A lot of people picked up a post over on Coding Horror asking if web interfaces were good enough based on the fact that people only use a few of the features that desktop applications provide. It's a valuable read and it generated a lot of good discussion, but I think Jeff Atwood (the author) misses the mark. The seminal quote is when he compares the web version of µTorrent to the desktop version:
After spending about a year interacting with µTorrent exclusively through Remote Desktop, I was pleasantly surprised to discover how good the web UI is. It aggressively exploits the latest Ajax techniques to replicate most of the rich GUI functionality of µTorrent in a browser. But the web UI is still a pale shadow of the full-blown Windows UI. There are small but important details missing throughout, and part of the pleasure of using µTorrent was luxuriating in its intense attention to detail, its wealth of well-designed data readouts. Using the web UI is like drinking watered-down beer. It doesn't satisfy.
But does it matter? Despite my nitpicking, I can do everything I need to do remotely through the web UI.

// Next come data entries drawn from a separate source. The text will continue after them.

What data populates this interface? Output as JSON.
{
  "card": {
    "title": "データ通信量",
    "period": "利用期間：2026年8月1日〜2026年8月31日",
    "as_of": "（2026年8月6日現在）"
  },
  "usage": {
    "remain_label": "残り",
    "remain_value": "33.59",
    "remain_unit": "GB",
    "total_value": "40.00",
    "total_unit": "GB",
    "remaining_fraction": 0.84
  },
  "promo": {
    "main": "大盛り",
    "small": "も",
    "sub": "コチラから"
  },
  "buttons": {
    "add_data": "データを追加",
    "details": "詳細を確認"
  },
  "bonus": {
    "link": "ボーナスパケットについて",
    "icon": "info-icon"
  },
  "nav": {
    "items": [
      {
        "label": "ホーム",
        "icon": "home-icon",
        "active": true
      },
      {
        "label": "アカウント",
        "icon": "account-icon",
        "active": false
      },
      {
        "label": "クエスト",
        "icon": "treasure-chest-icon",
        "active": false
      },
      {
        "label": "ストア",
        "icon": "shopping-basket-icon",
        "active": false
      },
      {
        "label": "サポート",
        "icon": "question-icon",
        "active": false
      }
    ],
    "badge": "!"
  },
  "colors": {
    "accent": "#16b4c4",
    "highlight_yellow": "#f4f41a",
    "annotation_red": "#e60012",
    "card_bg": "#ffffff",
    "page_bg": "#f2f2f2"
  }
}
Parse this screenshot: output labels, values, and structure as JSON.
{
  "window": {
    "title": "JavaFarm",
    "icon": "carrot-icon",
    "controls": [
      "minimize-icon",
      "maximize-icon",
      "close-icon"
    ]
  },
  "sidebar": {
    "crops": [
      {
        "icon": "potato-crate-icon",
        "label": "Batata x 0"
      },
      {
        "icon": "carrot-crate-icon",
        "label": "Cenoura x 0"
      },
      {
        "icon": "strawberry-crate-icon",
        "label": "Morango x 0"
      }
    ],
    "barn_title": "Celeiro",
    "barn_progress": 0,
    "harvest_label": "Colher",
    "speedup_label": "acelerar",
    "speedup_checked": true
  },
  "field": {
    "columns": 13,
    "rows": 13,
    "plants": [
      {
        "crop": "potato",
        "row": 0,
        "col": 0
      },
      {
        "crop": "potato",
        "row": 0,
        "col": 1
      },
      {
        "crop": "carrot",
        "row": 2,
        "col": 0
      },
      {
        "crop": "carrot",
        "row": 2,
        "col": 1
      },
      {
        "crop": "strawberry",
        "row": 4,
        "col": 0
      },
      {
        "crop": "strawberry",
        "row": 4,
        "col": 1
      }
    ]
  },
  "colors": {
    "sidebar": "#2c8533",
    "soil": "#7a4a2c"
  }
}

It's a little disheartening to hear that all we're looking for in our applications is "good enough". I think that's part of the rut that we've been stuck in for too long when it comes to software. We haven't spent enough time on design and experience and we've been left with "good enough". We now finally have some great tools and great technologies - Apollo, Flash, WPF/E, WPF, Flex, Creative Suite, Expression Studio, XULRunner, ect - that fit a variety of needs and make it easier to build great software experiences. Yet we're migrating things over to the web where good interface design and a good experience are difficult if not impossible to create.
As I see it, people like web applications because they're easy. That seems to be the rallying call, and Jeff describes it as the path of least resistance. When I talk about Rich Internet Applications and the need to break free of the browser, I don't want to take the ease of use out of the equation. On the contrary, as Anne notes, there's a hybrid approach here that everyone benefits from. Bringing the ease of the web to the desktop is kind of what RIAs are all about. Why shouldn't we want to keep the robustness and the experience of the desktop?
And that's where Jeff ends, by admitting that there is no reason why we should settle. The thing that kills me is that people don't realize we no longer *need* to settle. The future is here and it's Rich Internet Applications that combine the best of all worlds. We just need to spread the word.